Wilbarger County Airport is located five miles north of Vernon; the nearest airport with scheduled flights is Wichita Falls Municipal Airport, 50 miles to the east, which predominantly offers flights of commuter airlines to Dallas-Fort Worth International Airport.

The nearest international airports from Vernon with major airline connections include Dallas-Fort Worth International Airport, Will Rogers World Airport in Oklahoma City, and Rick Husband Amarillo International Airport in Amarillo.
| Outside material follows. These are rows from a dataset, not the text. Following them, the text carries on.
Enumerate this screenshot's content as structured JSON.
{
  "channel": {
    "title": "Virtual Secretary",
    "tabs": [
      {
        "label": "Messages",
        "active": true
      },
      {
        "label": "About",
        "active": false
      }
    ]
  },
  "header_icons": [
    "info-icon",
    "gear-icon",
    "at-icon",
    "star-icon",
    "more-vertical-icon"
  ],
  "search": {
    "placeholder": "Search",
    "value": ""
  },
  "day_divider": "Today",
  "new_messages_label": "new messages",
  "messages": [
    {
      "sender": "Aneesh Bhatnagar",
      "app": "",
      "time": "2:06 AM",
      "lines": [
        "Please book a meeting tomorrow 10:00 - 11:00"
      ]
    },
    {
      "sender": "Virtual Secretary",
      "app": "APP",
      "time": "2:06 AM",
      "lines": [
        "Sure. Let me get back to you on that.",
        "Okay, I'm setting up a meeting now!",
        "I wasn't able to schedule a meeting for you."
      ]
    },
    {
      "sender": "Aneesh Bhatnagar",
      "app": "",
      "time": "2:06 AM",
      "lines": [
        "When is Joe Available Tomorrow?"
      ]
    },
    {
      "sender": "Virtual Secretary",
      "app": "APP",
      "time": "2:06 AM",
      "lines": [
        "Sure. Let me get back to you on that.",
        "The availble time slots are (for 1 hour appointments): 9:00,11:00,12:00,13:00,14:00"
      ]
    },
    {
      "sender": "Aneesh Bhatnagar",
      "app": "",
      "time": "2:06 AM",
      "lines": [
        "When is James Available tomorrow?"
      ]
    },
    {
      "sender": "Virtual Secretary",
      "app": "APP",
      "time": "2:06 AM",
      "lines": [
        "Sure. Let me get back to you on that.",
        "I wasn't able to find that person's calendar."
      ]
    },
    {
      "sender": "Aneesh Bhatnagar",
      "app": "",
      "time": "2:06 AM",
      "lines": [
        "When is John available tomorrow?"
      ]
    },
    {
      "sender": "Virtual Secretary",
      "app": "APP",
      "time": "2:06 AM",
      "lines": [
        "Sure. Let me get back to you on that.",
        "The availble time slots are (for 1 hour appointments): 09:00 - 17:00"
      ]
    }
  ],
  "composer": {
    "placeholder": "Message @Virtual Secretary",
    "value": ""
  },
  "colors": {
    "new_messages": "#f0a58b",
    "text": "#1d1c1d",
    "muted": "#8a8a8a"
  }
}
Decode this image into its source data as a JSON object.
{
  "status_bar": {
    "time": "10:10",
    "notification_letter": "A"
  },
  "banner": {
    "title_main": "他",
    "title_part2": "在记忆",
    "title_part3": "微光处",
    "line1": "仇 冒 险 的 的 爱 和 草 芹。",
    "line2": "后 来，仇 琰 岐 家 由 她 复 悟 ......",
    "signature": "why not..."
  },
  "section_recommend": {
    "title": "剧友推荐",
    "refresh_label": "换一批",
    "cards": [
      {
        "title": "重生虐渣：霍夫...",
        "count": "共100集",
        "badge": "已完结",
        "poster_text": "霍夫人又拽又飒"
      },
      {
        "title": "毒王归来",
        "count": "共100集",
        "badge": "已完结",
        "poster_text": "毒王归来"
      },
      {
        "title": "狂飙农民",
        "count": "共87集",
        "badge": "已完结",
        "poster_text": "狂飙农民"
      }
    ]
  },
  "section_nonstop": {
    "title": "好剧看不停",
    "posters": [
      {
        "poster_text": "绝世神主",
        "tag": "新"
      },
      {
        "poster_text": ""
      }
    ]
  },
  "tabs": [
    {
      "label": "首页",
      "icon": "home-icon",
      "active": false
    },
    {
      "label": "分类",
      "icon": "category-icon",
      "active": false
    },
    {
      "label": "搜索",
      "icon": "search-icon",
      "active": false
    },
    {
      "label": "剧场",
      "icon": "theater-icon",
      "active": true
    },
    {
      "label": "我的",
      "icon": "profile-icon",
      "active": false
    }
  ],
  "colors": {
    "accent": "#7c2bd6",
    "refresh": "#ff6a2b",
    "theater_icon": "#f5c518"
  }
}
The area is also served by a BNSF rail freight line bypassing downtown from Fort Worth to Amarillo.

==Notable people==
- Kay Adams (born 1941), country singer
- Skandor Akbar, former professional wrestler in the Universal Wrestling Federation
- James Dixon, former professional football player for the Dallas Cowboys
- Robert L. Duncan (born 1953), Republican former member of Texas House of Representatives and Texas State Senate
- Roy C. Farrell (1912–1996), co-founder of Cathay Pacific
- Lawrence Gaines, former professional football player for Detroit Lions
- Clyde Gates (born 1986), NFL player for the Miami Dolphins
- Robert Gauldin (born 1931), classical music composer
- Rick Hardcastle (born 1956), Republican former member of Texas House of Representatives
- Jerry Haymes (born 1940), musician
- Bill Herchman, former professional football player
- Jack English Hightower (born 1926), politician, former 46th Judicial District Attorney
- Dan Kubiak (1938–1998), politician; taught and coached in Vernon in 1962–1963 academic year
- John C. Morgan (1914–1991), World War II United States Army Air Forces B-17 pilot and Medal of Honor recipient
- Roy Orbison (1936–1988), nicknamed "The Big O," Orbison was a Grammy Award-winning singer-songwriter and guitarist
- Marguerite Oswald (1907–1981), mother of Lee Harvey Oswald
- Mac Percival, former professional football player for Chicago Bears and Dallas Cowboys
- Daryl Richardson (born 1990), NFL running back for the Cleveland Browns
- Eck Robertson (1887–1975), fiddle player, first country musician to be commercially recorded (1922)
- Cory Roper (born 1977), NASCAR Camping World Truck Series driver
- Bernard Scott (born 1984), former NFL running back for the Cincinnati Bengals
- Ken Starr, lead prosecutor in Clinton impeachment
- Jack Teagarden (1905–1964), influential jazz trombonist and vocalist

==1979 tornado==
On April 10, 1979, Vernon and surrounding Wilbarger County were struck by an F4 tornado, a part of a large storm in the Red River Valley. Much of Vernon was damaged or destroyed, and 11 people were killed as the tornado passed through Foard and Wilbarger Counties before it dissipated in a rural portion of Tillman County, Oklahoma. That same day, tornadoes also devastated the larger nearby cities of Wichita Falls and Lawton.